"Fastest" hash function implemented in Java, comparing part of file

carloscloud picture carloscloud · Apr 12, 2011 · Viewed 8.8k times · Source

I need to compare two different files of the instance "File" in Java and want to do this with a fast hash function.

Idea: - Hashing the 20 first lines in File 1 - Hashing the 20 first lines in File 2 - Compare the two hashes and return true if those are equal.

I want to use the "fastest" hash function ever been implemented in Java. Which one would you choose?

Answer

Simon G. picture Simon G. · Apr 12, 2011

If you want speed, do not hash! Especially not a cryptographic hash like MD5. These hashes are designed to be impossible to reverse, not fast to calculate. What you should use is a Checksum - see java.util.zip.Checksum and its two concrete implementations. Adler32 is extremely fast to compute.

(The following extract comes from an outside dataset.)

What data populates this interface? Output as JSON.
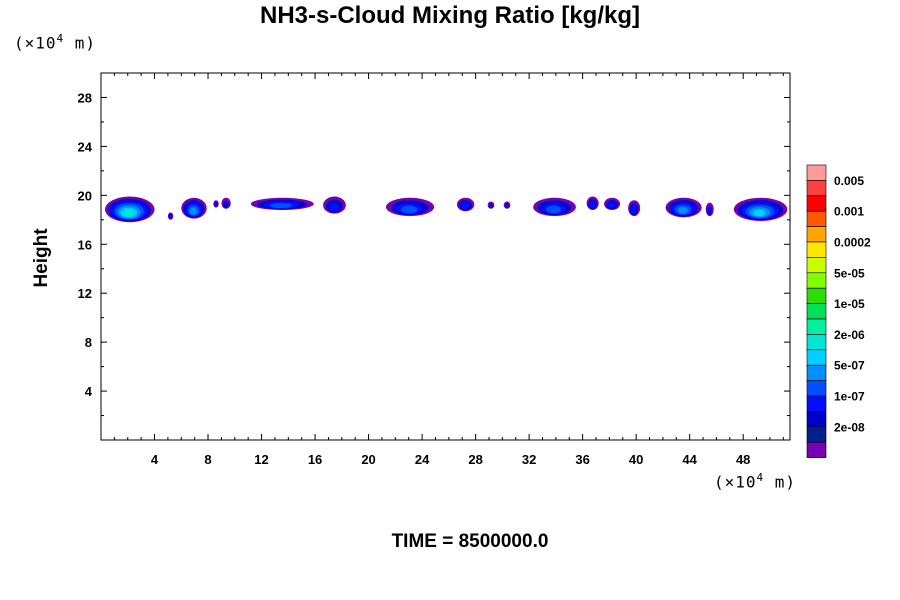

Any method based on checksums or hashes is vulnerable to collisions, but you can minimise the risk by using two different methods in the way RSYNC does.

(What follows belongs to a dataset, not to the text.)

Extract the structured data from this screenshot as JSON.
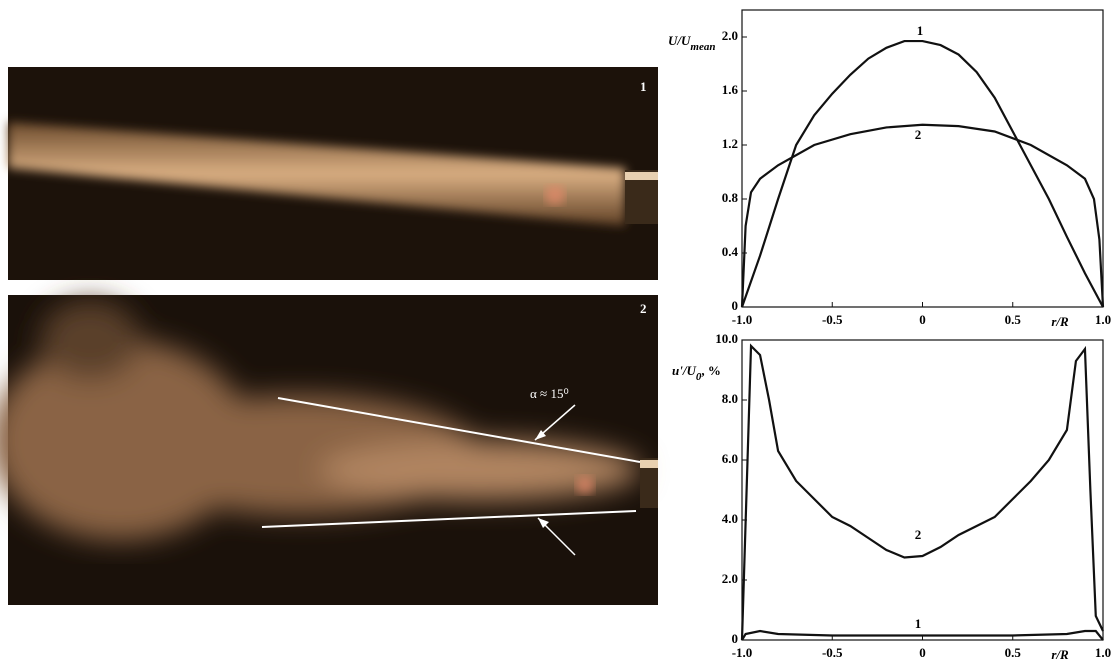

The algorithm is basically:

  • Check file sizes are equal
  • Break the files into chunks of size N bytes
  • Compute checksum on each pair of matching blocks and compare. Any differences prove files are not the same.

This allows for early detection of a difference. You can improve it by computing two checksums at once with different algorithms, or different block sizes.

More bits in the result mean less chance of a collision, but as soon as you go over 64 bits you are outside what Java (and the computer's CPU) can handle natively and hence get slow, so FNV-1024 is less likely to give you a false negative but is much slower.

If it is all about speed, just use Adler32 and accept that very rarely a difference will not be detected. It really is rare. Checksums like these are used to ensure the internet can spot transmission errors, and how often do you get the wrong data turning up?

It it is all about accuracy really, you will have to compare every byte. Nothing else will work.

If you can compromise between speed and accuracy, there is a wealth of options out there.